Backflow prevention is the method used to stop cross-connection either directly or indirectly of a potable water supply (water that is suitable for human consumption, food preparation, utensil washing and oral hygiene) with non-potable or contaminated water or any substance.
Why is backflow prevention so important?
Only drinking water shall be supplied to plumbing fixtures or outlets for human consumption, bathing, food preparation or utensil washing. All water supply systems shall be designed, installed, and maintained so as to prevent contaminants from being introduced into the water supply system to protect human health.
Where do we start?
The backflow protection required shall be determined by identifying the individual hazards within each commercial/industrial premises/boundary. Each premises can be identified by their water usage. High water users may pose a greater threat to the community. Currently there is a greater need to protect our own water supply and the health of people working within the specific premises that are at risk.
What are some typical cross connections found in a residential home?

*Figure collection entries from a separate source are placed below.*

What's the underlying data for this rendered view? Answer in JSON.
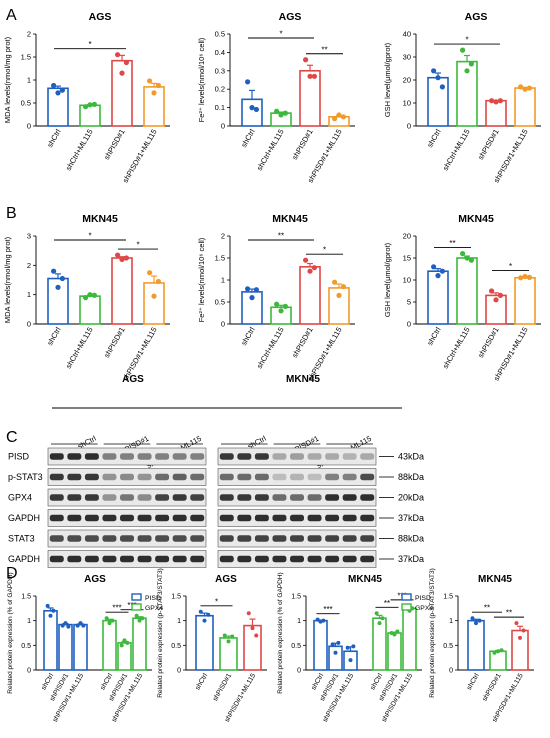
{
  "panels": {
    "A": "A",
    "B": "B",
    "C": "C",
    "D": "D"
  },
  "colors": {
    "blue": "#1f5fbf",
    "green": "#3cb93c",
    "red": "#e04848",
    "orange": "#f39a2c"
  },
  "chart_data": [
    {
      "id": "A1",
      "type": "bar",
      "title": "AGS",
      "ylabel": "MDA levels(nmol/mg prot)",
      "ylim": [
        0,
        2.0
      ],
      "yticks": [
        0.0,
        0.5,
        1.0,
        1.5,
        2.0
      ],
      "categories": [
        "shCtrl",
        "shCtrl+ML115",
        "shPISD#1",
        "shPISD#1+ML115"
      ],
      "values": [
        0.82,
        0.45,
        1.42,
        0.85
      ],
      "points": [
        [
          0.88,
          0.72,
          0.78
        ],
        [
          0.42,
          0.46,
          0.47
        ],
        [
          1.55,
          1.15,
          1.38
        ],
        [
          0.98,
          0.72,
          0.88
        ]
      ],
      "colors": [
        "#1f5fbf",
        "#3cb93c",
        "#e04848",
        "#f39a2c"
      ],
      "sig": [
        {
          "from": 0,
          "to": 2,
          "text": "*"
        }
      ]
    },
    {
      "id": "A2",
      "type": "bar",
      "title": "AGS",
      "ylabel": "Fe²⁺ levels(nmol/10⁶ cell)",
      "ylim": [
        0,
        0.5
      ],
      "yticks": [
        0.0,
        0.1,
        0.2,
        0.3,
        0.4,
        0.5
      ],
      "categories": [
        "shCtrl",
        "shCtrl+ML115",
        "shPISD#1",
        "shPISD#1+ML115"
      ],
      "values": [
        0.145,
        0.07,
        0.3,
        0.05
      ],
      "points": [
        [
          0.24,
          0.1,
          0.09
        ],
        [
          0.08,
          0.06,
          0.07
        ],
        [
          0.36,
          0.27,
          0.27
        ],
        [
          0.04,
          0.06,
          0.05
        ]
      ],
      "colors": [
        "#1f5fbf",
        "#3cb93c",
        "#e04848",
        "#f39a2c"
      ],
      "sig": [
        {
          "from": 0,
          "to": 2,
          "text": "*"
        },
        {
          "from": 2,
          "to": 3,
          "text": "**"
        }
      ]
    },
    {
      "id": "A3",
      "type": "bar",
      "title": "AGS",
      "ylabel": "GSH level(μmol/gprot)",
      "ylim": [
        0,
        40
      ],
      "yticks": [
        0,
        10,
        20,
        30,
        40
      ],
      "categories": [
        "shCtrl",
        "shCtrl+ML115",
        "shPISD#1",
        "shPISD#1+ML115"
      ],
      "values": [
        21,
        28,
        11,
        16.5
      ],
      "points": [
        [
          24,
          21,
          17
        ],
        [
          33,
          24,
          27
        ],
        [
          11,
          10.5,
          11
        ],
        [
          17,
          16,
          16.5
        ]
      ],
      "colors": [
        "#1f5fbf",
        "#3cb93c",
        "#e04848",
        "#f39a2c"
      ],
      "sig": [
        {
          "from": 0,
          "to": 2,
          "text": "*"
        }
      ]
    },
    {
      "id": "B1",
      "type": "bar",
      "title": "MKN45",
      "ylabel": "MDA levels(nmol/mg prot)",
      "ylim": [
        0,
        3
      ],
      "yticks": [
        0,
        1,
        2,
        3
      ],
      "categories": [
        "shCtrl",
        "shCtrl+ML115",
        "shPISD#1",
        "shPISD#1+ML115"
      ],
      "values": [
        1.55,
        0.95,
        2.25,
        1.4
      ],
      "points": [
        [
          1.8,
          1.25,
          1.55
        ],
        [
          0.9,
          1.0,
          0.98
        ],
        [
          2.35,
          2.2,
          2.25
        ],
        [
          1.75,
          0.95,
          1.45
        ]
      ],
      "colors": [
        "#1f5fbf",
        "#3cb93c",
        "#e04848",
        "#f39a2c"
      ],
      "sig": [
        {
          "from": 0,
          "to": 2,
          "text": "*"
        },
        {
          "from": 2,
          "to": 3,
          "text": "*"
        }
      ]
    },
    {
      "id": "B2",
      "type": "bar",
      "title": "MKN45",
      "ylabel": "Fe²⁺ levels(nmol/10⁶ cell)",
      "ylim": [
        0,
        2.0
      ],
      "yticks": [
        0.0,
        0.5,
        1.0,
        1.5,
        2.0
      ],
      "categories": [
        "shCtrl",
        "shCtrl+ML115",
        "shPISD#1",
        "shPISD#1+ML115"
      ],
      "values": [
        0.73,
        0.38,
        1.3,
        0.82
      ],
      "points": [
        [
          0.8,
          0.6,
          0.78
        ],
        [
          0.45,
          0.3,
          0.4
        ],
        [
          1.45,
          1.2,
          1.28
        ],
        [
          0.95,
          0.65,
          0.85
        ]
      ],
      "colors": [
        "#1f5fbf",
        "#3cb93c",
        "#e04848",
        "#f39a2c"
      ],
      "sig": [
        {
          "from": 0,
          "to": 2,
          "text": "**"
        },
        {
          "from": 2,
          "to": 3,
          "text": "*"
        }
      ]
    },
    {
      "id": "B3",
      "type": "bar",
      "title": "MKN45",
      "ylabel": "GSH level(μmol/gprot)",
      "ylim": [
        0,
        20
      ],
      "yticks": [
        0,
        5,
        10,
        15,
        20
      ],
      "categories": [
        "shCtrl",
        "shCtrl+ML115",
        "shPISD#1",
        "shPISD#1+ML115"
      ],
      "values": [
        12,
        15,
        6.5,
        10.5
      ],
      "points": [
        [
          13,
          11,
          12
        ],
        [
          16,
          15,
          14.5
        ],
        [
          7.5,
          5.5,
          6.5
        ],
        [
          10.5,
          10.8,
          10.6
        ]
      ],
      "colors": [
        "#1f5fbf",
        "#3cb93c",
        "#e04848",
        "#f39a2c"
      ],
      "sig": [
        {
          "from": 0,
          "to": 1,
          "text": "**"
        },
        {
          "from": 2,
          "to": 3,
          "text": "*"
        }
      ]
    },
    {
      "id": "D1",
      "type": "bar",
      "title": "AGS",
      "ylabel": "Related protein expression (% of GAPDH)",
      "ylim": [
        0,
        1.5
      ],
      "yticks": [
        0.0,
        0.5,
        1.0,
        1.5
      ],
      "legend": [
        "PISD",
        "GPX4"
      ],
      "legend_position": "top-right",
      "groups": [
        {
          "name": "PISD",
          "categories": [
            "shCtrl",
            "shPISD#1",
            "shPISD#1+ML115"
          ],
          "values": [
            1.2,
            0.92,
            0.92
          ],
          "points": [
            [
              1.3,
              1.1,
              1.2
            ],
            [
              0.9,
              0.95,
              0.88
            ],
            [
              0.9,
              0.95,
              0.9
            ]
          ],
          "color": "#1f5fbf"
        },
        {
          "name": "GPX4",
          "categories": [
            "shCtrl",
            "shPISD#1",
            "shPISD#1+ML115"
          ],
          "values": [
            1.0,
            0.55,
            1.05
          ],
          "points": [
            [
              1.05,
              0.95,
              1.0
            ],
            [
              0.5,
              0.6,
              0.55
            ],
            [
              1.1,
              1.0,
              1.05
            ]
          ],
          "color": "#3cb93c"
        }
      ],
      "sig": [
        {
          "group": 1,
          "from": 0,
          "to": 1,
          "text": "***"
        },
        {
          "group": 1,
          "from": 1,
          "to": 2,
          "text": "***"
        }
      ]
    },
    {
      "id": "D2",
      "type": "bar",
      "title": "AGS",
      "ylabel": "Related protein expression (p-STAT3/STAT3)",
      "ylim": [
        0,
        1.5
      ],
      "yticks": [
        0.0,
        0.5,
        1.0,
        1.5
      ],
      "categories": [
        "shCtrl",
        "shPISD#1",
        "shPISD#1+ML115"
      ],
      "values": [
        1.1,
        0.65,
        0.9
      ],
      "points": [
        [
          1.18,
          1.0,
          1.12
        ],
        [
          0.7,
          0.58,
          0.68
        ],
        [
          1.15,
          0.85,
          0.7
        ]
      ],
      "colors": [
        "#1f5fbf",
        "#3cb93c",
        "#e04848"
      ],
      "sig": [
        {
          "from": 0,
          "to": 1,
          "text": "*"
        }
      ]
    },
    {
      "id": "D3",
      "type": "bar",
      "title": "MKN45",
      "ylabel": "Related protein expression (% of GAPDH)",
      "ylim": [
        0,
        1.5
      ],
      "yticks": [
        0.0,
        0.5,
        1.0,
        1.5
      ],
      "legend": [
        "PISD",
        "GPX4"
      ],
      "legend_position": "top-right",
      "groups": [
        {
          "name": "PISD",
          "categories": [
            "shCtrl",
            "shPISD#1",
            "shPISD#1+ML115"
          ],
          "values": [
            1.0,
            0.48,
            0.38
          ],
          "points": [
            [
              1.02,
              0.98,
              1.0
            ],
            [
              0.52,
              0.35,
              0.55
            ],
            [
              0.45,
              0.2,
              0.48
            ]
          ],
          "color": "#1f5fbf"
        },
        {
          "name": "GPX4",
          "categories": [
            "shCtrl",
            "shPISD#1",
            "shPISD#1+ML115"
          ],
          "values": [
            1.05,
            0.75,
            1.25
          ],
          "points": [
            [
              1.15,
              0.95,
              1.05
            ],
            [
              0.75,
              0.72,
              0.78
            ],
            [
              1.3,
              1.2,
              1.25
            ]
          ],
          "color": "#3cb93c"
        }
      ],
      "sig": [
        {
          "group": 0,
          "from": 0,
          "to": 1,
          "text": "***"
        },
        {
          "group": 1,
          "from": 0,
          "to": 1,
          "text": "**"
        },
        {
          "group": 1,
          "from": 1,
          "to": 2,
          "text": "***"
        }
      ]
    },
    {
      "id": "D4",
      "type": "bar",
      "title": "MKN45",
      "ylabel": "Related protein expression (p-STAT3/STAT3)",
      "ylim": [
        0,
        1.5
      ],
      "yticks": [
        0.0,
        0.5,
        1.0,
        1.5
      ],
      "categories": [
        "shCtrl",
        "shPISD#1",
        "shPISD#1+ML115"
      ],
      "values": [
        1.0,
        0.38,
        0.8
      ],
      "points": [
        [
          1.05,
          0.95,
          1.0
        ],
        [
          0.35,
          0.38,
          0.4
        ],
        [
          0.95,
          0.65,
          0.8
        ]
      ],
      "colors": [
        "#1f5fbf",
        "#3cb93c",
        "#e04848"
      ],
      "sig": [
        {
          "from": 0,
          "to": 1,
          "text": "**"
        },
        {
          "from": 1,
          "to": 2,
          "text": "**"
        }
      ]
    }
  ],
  "blot": {
    "cell_lines": [
      "AGS",
      "MKN45"
    ],
    "groups": [
      "shCtrl",
      "shPISD#1",
      "shPISD#1+ML115"
    ],
    "proteins": [
      "PISD",
      "p-STAT3",
      "GPX4",
      "GAPDH",
      "STAT3",
      "GAPDH"
    ],
    "weights": [
      "43kDa",
      "88kDa",
      "20kDa",
      "37kDa",
      "88kDa",
      "37kDa"
    ],
    "intensity": [
      [
        [
          0.9,
          0.9,
          0.9,
          0.5,
          0.5,
          0.5,
          0.5,
          0.5,
          0.5
        ],
        [
          0.85,
          0.85,
          0.85,
          0.3,
          0.35,
          0.3,
          0.3,
          0.25,
          0.3
        ]
      ],
      [
        [
          0.85,
          0.85,
          0.85,
          0.4,
          0.45,
          0.4,
          0.6,
          0.65,
          0.6
        ],
        [
          0.6,
          0.6,
          0.6,
          0.2,
          0.25,
          0.2,
          0.5,
          0.5,
          0.75
        ]
      ],
      [
        [
          0.85,
          0.85,
          0.85,
          0.4,
          0.55,
          0.45,
          0.8,
          0.85,
          0.8
        ],
        [
          0.85,
          0.85,
          0.85,
          0.6,
          0.6,
          0.6,
          0.9,
          0.9,
          0.9
        ]
      ],
      [
        [
          0.9,
          0.9,
          0.9,
          0.9,
          0.9,
          0.9,
          0.9,
          0.9,
          0.9
        ],
        [
          0.9,
          0.9,
          0.9,
          0.9,
          0.9,
          0.9,
          0.9,
          0.9,
          0.9
        ]
      ],
      [
        [
          0.75,
          0.75,
          0.75,
          0.75,
          0.75,
          0.75,
          0.75,
          0.75,
          0.75
        ],
        [
          0.8,
          0.8,
          0.8,
          0.8,
          0.8,
          0.8,
          0.8,
          0.8,
          0.8
        ]
      ],
      [
        [
          0.9,
          0.9,
          0.9,
          0.9,
          0.9,
          0.9,
          0.9,
          0.9,
          0.9
        ],
        [
          0.9,
          0.9,
          0.9,
          0.9,
          0.9,
          0.9,
          0.9,
          0.9,
          0.9
        ]
      ]
    ]
  }
}
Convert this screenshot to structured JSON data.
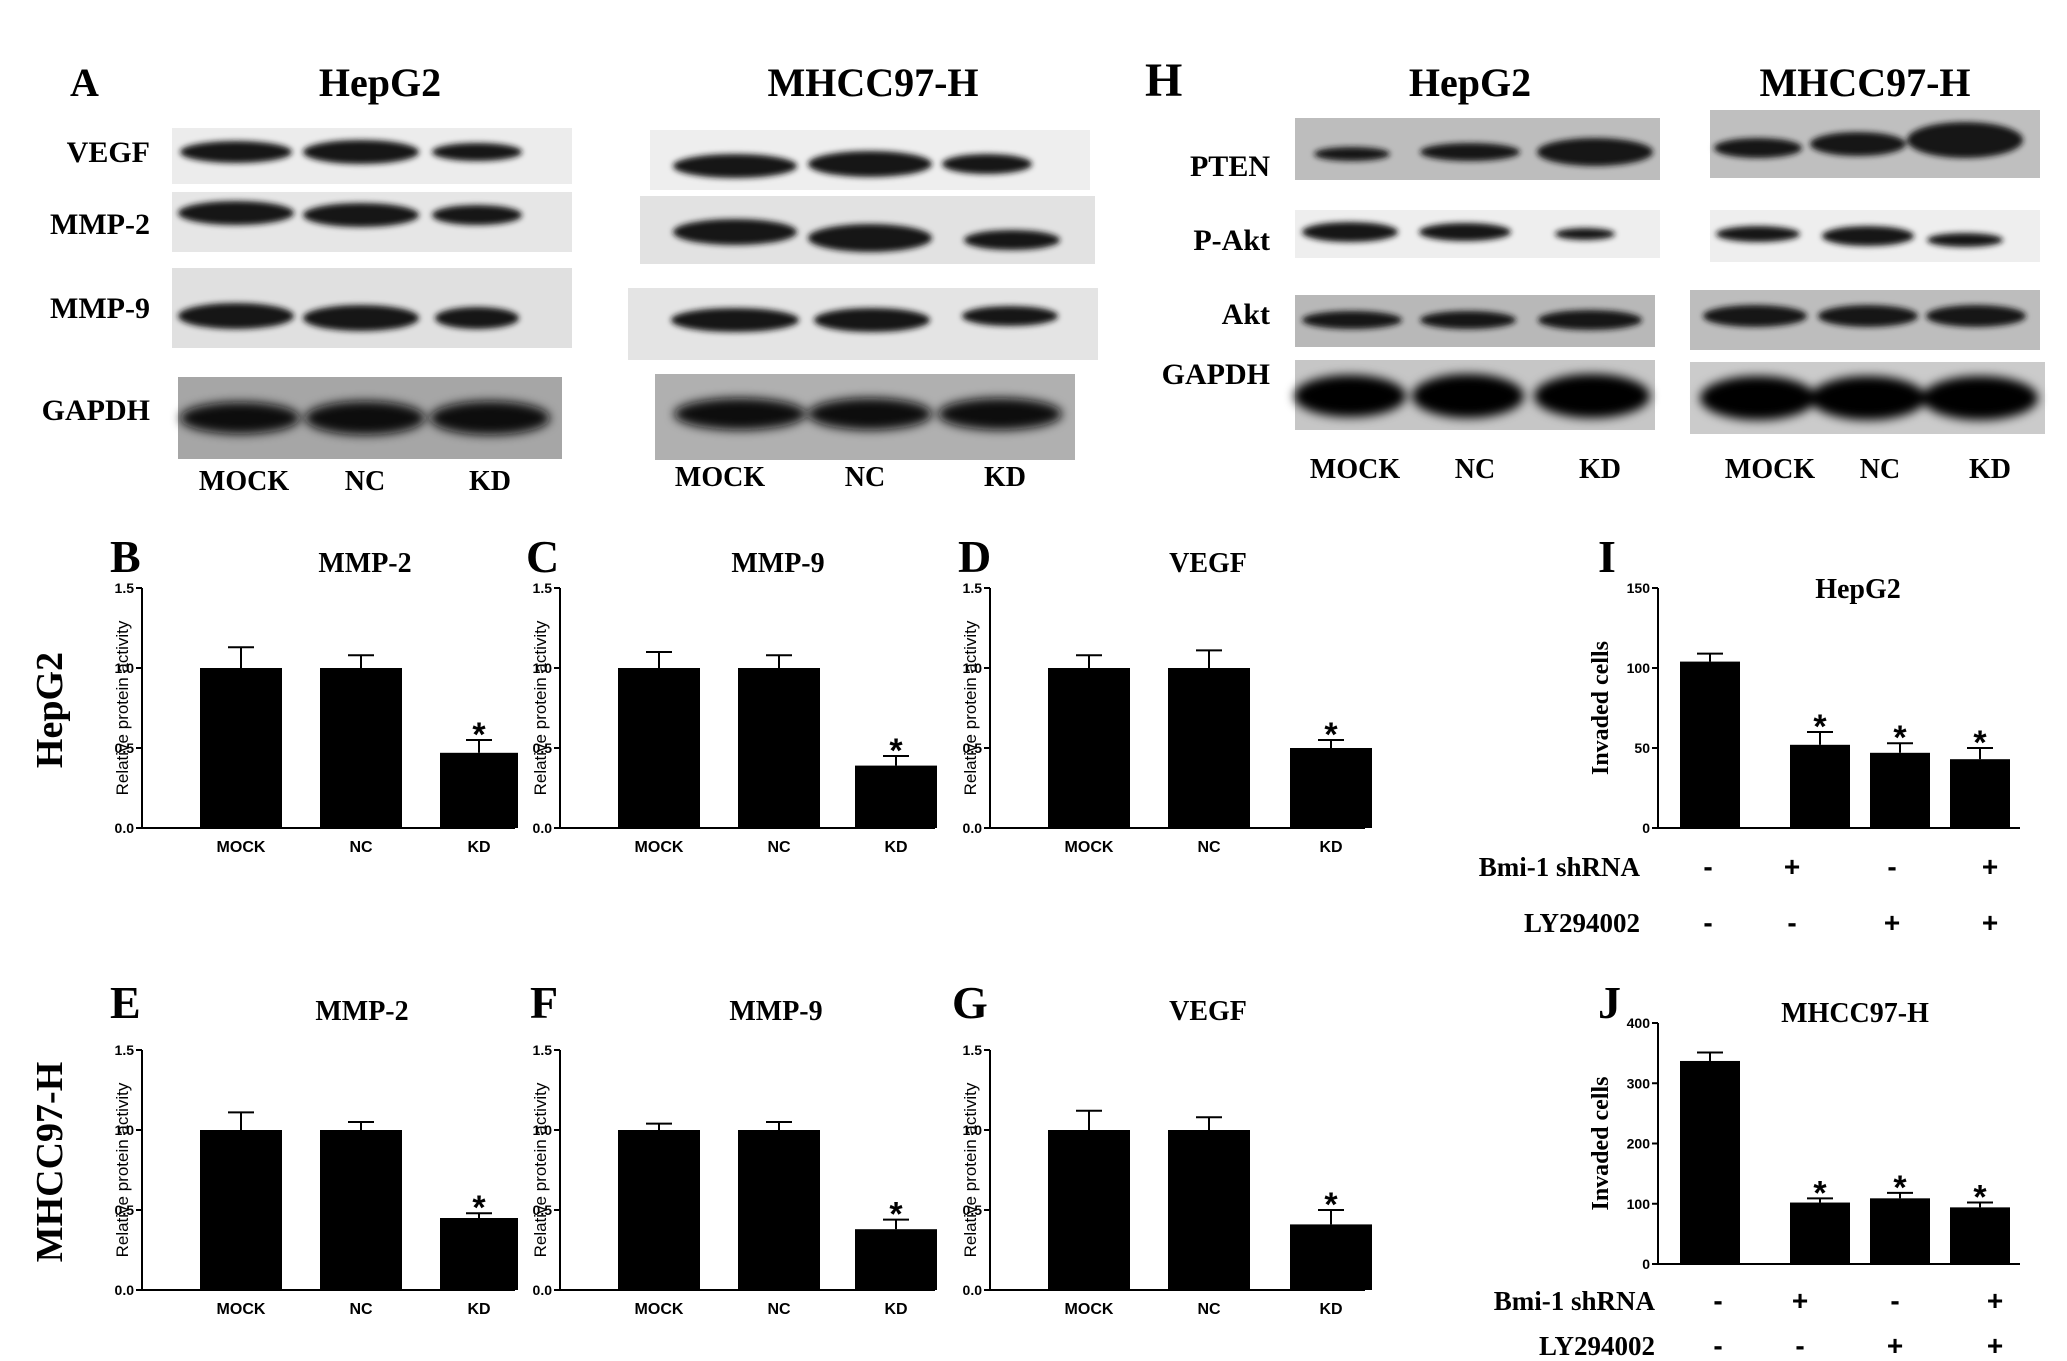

The most common types of cross connections found in the home include:
- Garden hose attached to an outside tap or hose bibb with the end of the hose connected to a pesticide sprayer or left submerged in a ornamental pool
- Underground lawn watering (irrigation) system
- Laundry sink with submerged hose
- Handheld shower head immersed in water
- Hot water heating system
- Home fire protection system
- In-home water treatment (softener) system
- High-pressure washer
What will a backflow preventer do for me?
A properly installed and working backflow preventer will protect your family or business from contaminants flowing backwards into your household drinking water piping.
Why do backflow preventers have to be tested regularly?
Backflow preventers have internal seals, springs, and moving parts that are subject to fouling, wear, or fatigue. Therefore, backflow preventers have to be tested regularly with calibrated equipment to ensure that they are functioning properly. Typically, backflow preventers are tested once each year.
Who is responsible for having a backflow preventer tested?
Generally, the owner of the residence, building or property manager is responsible for having the preventer tested. If the backflow preventer belongs to the tenant then the tenant is responsible for having the preventer tested.
Who can test backflow preventers?
Only an individual who is a Certified Backflow Prevention Assembly Tester and has been certified by the State of Florida is permitted to test backflow preventers.